Serie Psico & Historia II

Por Pablo Sierra, psicoterapeuta

El Muro de Berlín o la ruptura con nosotros mismos

El Muro de Berlín o la ruptura con nosotros mismos

En la noche del 12 al 13 de agosto de 1961, por orden del gobierno de la hoy desaparecida República Democrática Alemana (RDA), se levantó un muro de seguridad construido con hormigón armado, con una altura de tres metros y medio, y una longitud de 45 kilómetros, que dejó dividida en dos la ciudad de Berlín (la zona occidental formaba parte de la República Federal de Alemania (RFA), para proteger a la población de la Alemania Oriental “de los elementos fascistas de Occidente”.

De la noche a la mañana (nunca mejor dicho) una ciudad de 3.300.00 habitantes quedaba dividida en dos por una barrera física, que impedía el paso de automóviles y peatones, quedando interrumpido todo el transporte público, excepto el metro, que siguió funcionando por debajo del muro, pero dejó de tener paradas en las estaciones de Berlín Oriental, que quedaron condenadas como estaciones fantasmas (salvo una línea que pasa por  Friedrichstrasse, que mantuvo el servicio bajo estrictos controles policiales).

Cuando las cosas ya han sucedido, las aceptamos con mucha más normalidad. Durante casi 30 años un muro dividió en dos una ciudad, capital de uno de los países más importantes de Europa en pleno siglo XX, y ya está. Así fue. Pero, en aquel momento, aquello supuso que, repentinamente, familias, amigos, compañeros de trabajo, quedaron separados, escindidos, artificialmente. Muchos de ellos no pudieron volver a verse. Es extraño, alienante, surrealista.

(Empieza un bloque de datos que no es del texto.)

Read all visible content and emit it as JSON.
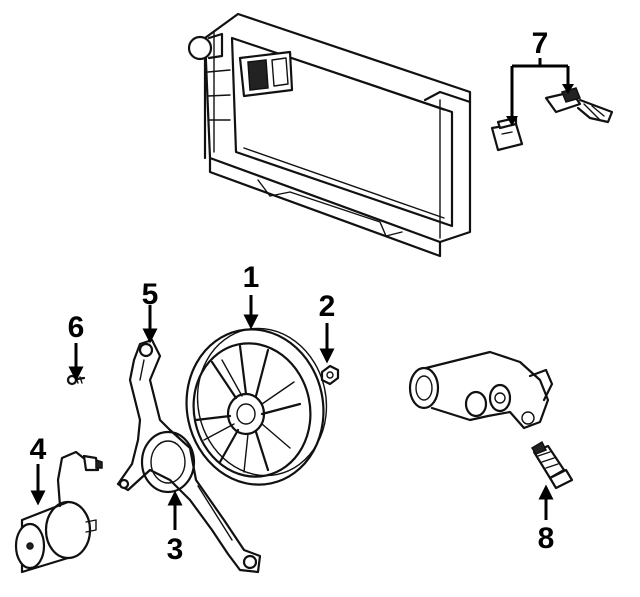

Y, sin embargo, en nuestro interior, en el laberinto de las circunvoluciones de nuestros cerebros, cada uno de nosotros experimentamos, en mayor o menor grado, una escisión muy parecida. Nuestra psique se empeña en levantar muros de seguridad para protegernos, para evitarnos experiencias desagradables, para devolvernos una imagen aceptable de nosotros mismos o para evitar que corramos riesgos emocionales.

Nos autoescindimos interiormente, impidiendo que determinadas experiencias o emociones lleguen a nuestra consciencia, o que si lo hacen, sea de manera alterada o distorsionada. Igual que en Berlín hubo seres queridos a los que se les escamoteó la posibilidad de volver a verse, nuestra mente levanta barreras internas que nos impiden volver a sentir de una determinada manera o si en la capital alemana, hubo reencuentros, tantas décadas después, que costaba reconocer a la otra persona, nuestro subconsciente, sin necesidad de hormigón armado, logra que seamos incapaces de reconocer nuestras propias miserias.

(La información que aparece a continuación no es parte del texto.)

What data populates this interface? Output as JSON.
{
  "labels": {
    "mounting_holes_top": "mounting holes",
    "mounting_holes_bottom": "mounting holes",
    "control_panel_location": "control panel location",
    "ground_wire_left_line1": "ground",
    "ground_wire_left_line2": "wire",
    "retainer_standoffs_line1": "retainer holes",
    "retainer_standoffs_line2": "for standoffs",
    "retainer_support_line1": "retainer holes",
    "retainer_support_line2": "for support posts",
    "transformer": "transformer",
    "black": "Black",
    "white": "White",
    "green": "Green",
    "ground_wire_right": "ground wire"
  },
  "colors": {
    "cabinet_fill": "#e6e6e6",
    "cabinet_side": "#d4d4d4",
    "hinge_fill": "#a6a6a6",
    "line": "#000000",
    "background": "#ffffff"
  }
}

Sin pretender justificarlo, la RDA tenía sus buenos motivos para cerrar la frontera, que en Berlín era demasiado permeable, entre dicho país y la RFA, ya que trabajadores de un lado, vivían en el otro y se aprovechaban de las condiciones financieras favorables de la zona oriental, pero podían comprar productos en el mercado negro de la zona occidental. Así, se debilitaba significativamente la economía planificada de la RDA.

A nuestros mecanismos de defensa tampoco le hace demasiada gracia que informaciones, recuerdos y significados personales transiten por nuestra consciencia con toda libertad porque saben del sufrimiento que pueden causarnos. El inconveniente es que, en su único afán de protegernos del dolor, dichos mecanismos no miden otras consecuencias: todo lo que queda, de alguna manera, reprimido, al otro lado del muro, pugna por salir de ese encierro, por atravesar alguna puerta, por hacerse escuchar, provocando así otros síntomas en forma de ansiedad, depresión o trastornos psicosomáticos.

Veintiocho años después de su levantamiento, en la noche del 9 al 10 de noviembre de 1989, una revuelta popular propició la demolición del muro, la apertura de la frontera entre la RDA y la RFA y, en última instancia, apenas un año después, la reunificación alemana en un único país.

Los seres humanos no podemos aspirar a tanto con nuestros muros internos. A fin de cuentas, están ahí para protegernos. Pero, a veces, sucede, que no necesitamos esos mecanismos y su protección se vuelve contra nosotros en las formas antes descritas.

Y lo único que podemos hacer es mantenernos en contacto con nuestros sentimientos, nuestros deseos, nuestros miedos y nuestras miserias, para evitar una escisión tan rígida como la que supuso el levantamiento de un muro de hormigón armado en la segunda mitad del siglo XX en el centro de la ciudad de Berlín.